Many still hope that an improvement in the economic situation of the Middle East will assuage the economic despair on which militant Islam is assumed to flourish. Yet not all jihadists hail from poor countries or impoverished backgrounds. Some of the militants showing up in Syria have travelled from Europe. Others have come from Saudi Arabia or the Gulf states. Jihadism is a disease that does not respond well to the traditional economic drugs.

The rise in tensions between China and Japan is an even more graphic illustration of the fact that economic self-interest is not a cure-all for political problems. China is now Japan’s largest trading partner and the biggest recipient of Japanese foreign investment – facts that many analysts still hope will make conflict between the two nations significantly less likely. Yet in some respects, China’s growing prosperity is actually driving the increase in international tensions in Asia. That is because the rise of China has altered the balance of power between Beijing and Tokyo and – combined with the bitter history between the two countries – that explains why relations are getting worse.

In Europe and North America it is the threat of political and social tensions within nations, rather than international rivalries, that are worrying the global plutocracy. A central element of the Davos creed is the faith that globalisation is good for both the western world and for emerging powers.

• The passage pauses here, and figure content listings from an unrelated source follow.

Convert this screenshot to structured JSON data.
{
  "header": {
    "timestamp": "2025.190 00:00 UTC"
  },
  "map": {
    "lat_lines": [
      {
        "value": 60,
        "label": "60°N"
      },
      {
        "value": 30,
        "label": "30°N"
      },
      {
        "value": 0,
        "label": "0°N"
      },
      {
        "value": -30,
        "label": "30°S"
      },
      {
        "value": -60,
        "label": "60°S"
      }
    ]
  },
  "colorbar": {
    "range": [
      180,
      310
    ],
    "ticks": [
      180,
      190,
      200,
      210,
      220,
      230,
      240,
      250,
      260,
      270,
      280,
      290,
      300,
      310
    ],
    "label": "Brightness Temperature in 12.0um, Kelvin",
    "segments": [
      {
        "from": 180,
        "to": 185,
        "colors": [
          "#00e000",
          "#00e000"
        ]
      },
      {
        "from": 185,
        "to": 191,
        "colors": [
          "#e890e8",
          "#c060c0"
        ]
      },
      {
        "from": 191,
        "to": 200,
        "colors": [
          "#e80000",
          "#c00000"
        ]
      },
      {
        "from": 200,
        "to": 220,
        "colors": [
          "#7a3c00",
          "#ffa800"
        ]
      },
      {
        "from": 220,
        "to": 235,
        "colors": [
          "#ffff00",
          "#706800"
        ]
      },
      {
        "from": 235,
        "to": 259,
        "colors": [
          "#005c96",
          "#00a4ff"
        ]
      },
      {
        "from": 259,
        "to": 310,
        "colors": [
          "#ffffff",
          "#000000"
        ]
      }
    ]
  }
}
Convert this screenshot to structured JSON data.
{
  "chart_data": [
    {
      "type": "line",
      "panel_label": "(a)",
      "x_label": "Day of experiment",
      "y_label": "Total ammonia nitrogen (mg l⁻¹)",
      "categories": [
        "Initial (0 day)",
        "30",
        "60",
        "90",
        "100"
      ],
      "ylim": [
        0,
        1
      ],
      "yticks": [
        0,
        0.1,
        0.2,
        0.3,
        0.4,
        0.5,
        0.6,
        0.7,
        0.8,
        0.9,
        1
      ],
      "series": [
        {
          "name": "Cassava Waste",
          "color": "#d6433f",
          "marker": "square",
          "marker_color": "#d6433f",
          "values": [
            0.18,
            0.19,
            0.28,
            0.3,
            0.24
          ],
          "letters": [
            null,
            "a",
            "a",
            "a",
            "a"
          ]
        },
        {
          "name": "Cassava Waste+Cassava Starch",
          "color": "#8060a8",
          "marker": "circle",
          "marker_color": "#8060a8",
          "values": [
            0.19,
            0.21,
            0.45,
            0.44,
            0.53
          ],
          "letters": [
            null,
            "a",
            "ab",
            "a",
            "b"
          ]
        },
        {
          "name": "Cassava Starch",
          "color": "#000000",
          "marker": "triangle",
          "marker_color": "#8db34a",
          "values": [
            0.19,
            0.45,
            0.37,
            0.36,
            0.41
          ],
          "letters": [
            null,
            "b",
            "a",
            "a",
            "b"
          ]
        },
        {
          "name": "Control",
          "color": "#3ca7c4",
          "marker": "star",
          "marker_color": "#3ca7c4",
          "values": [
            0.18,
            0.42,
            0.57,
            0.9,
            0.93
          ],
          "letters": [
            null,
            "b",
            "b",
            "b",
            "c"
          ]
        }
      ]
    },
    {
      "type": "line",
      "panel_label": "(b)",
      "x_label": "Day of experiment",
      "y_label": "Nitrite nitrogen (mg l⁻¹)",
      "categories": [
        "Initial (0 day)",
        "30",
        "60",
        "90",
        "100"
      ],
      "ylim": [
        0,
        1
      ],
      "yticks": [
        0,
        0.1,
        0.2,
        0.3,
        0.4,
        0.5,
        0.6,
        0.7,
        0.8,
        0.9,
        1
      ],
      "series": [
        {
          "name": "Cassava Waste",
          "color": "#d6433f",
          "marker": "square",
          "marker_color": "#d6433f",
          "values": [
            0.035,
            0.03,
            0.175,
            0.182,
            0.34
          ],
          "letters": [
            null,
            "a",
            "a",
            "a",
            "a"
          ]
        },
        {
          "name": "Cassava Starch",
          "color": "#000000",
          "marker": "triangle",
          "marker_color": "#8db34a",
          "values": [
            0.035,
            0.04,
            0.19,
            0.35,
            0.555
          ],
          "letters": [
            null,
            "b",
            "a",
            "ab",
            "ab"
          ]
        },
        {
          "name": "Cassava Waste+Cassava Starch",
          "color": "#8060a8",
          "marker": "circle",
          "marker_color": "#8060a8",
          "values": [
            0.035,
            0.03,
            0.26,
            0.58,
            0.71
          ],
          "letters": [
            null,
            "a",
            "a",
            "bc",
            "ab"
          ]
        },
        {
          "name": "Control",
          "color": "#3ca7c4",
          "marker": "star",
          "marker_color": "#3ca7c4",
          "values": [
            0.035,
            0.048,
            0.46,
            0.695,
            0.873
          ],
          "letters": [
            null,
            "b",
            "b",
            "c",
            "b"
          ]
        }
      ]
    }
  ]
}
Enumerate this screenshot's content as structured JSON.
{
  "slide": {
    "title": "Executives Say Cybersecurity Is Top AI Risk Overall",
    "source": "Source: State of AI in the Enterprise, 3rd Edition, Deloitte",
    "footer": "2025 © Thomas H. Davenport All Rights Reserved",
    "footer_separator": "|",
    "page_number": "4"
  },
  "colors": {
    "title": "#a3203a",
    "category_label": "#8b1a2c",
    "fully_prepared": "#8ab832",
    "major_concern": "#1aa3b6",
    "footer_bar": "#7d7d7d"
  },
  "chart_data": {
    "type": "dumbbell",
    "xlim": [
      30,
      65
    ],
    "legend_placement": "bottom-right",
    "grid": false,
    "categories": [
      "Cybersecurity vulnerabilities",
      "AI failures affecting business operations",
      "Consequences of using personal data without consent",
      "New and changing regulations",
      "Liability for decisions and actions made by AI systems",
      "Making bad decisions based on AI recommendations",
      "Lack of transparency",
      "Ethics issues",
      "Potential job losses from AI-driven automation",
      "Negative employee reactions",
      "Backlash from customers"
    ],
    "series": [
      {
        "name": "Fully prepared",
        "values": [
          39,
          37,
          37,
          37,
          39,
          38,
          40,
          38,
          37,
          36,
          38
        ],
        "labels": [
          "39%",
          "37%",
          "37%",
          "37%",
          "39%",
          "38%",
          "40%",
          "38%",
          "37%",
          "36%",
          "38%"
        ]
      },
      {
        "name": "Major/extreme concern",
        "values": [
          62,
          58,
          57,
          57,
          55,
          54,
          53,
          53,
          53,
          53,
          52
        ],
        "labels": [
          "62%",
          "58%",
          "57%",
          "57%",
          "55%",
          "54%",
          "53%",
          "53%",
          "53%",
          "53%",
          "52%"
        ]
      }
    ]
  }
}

However, it is now almost conventional wisdom that the globalisation medicine has had an unpleasant side-effect. Even if it raises overall growth levels it has also powerfully contributed to wage stagnation and increasing inequality in the west. As a result, European politicians are worrying about a possible resurgence of the nationalist right and the radical left. And the Americans are increasingly worried about the gap between the richest 1 per cent and the rest – and the political consequences should the gulf keep widening.

It is easy to mock the global plutocracy – fretting about war and inequality – as they sip fine wines, behind a security perimeter high in the Swiss mountains. Yet global bankers and business people are, at least, largely immune to the viruses of xenophobia and nationalism. Their unofficial slogan is “make money, not war”. And they treat foreigners as potential customers rather than potential enemies.

In that sense, the idea that capitalism and globalisation are the best antidotes to political conflict – for all its flaws – retains a lot of attraction. Even if the old economic treatments for political conflict are losing some of their potency, they are still the best we have.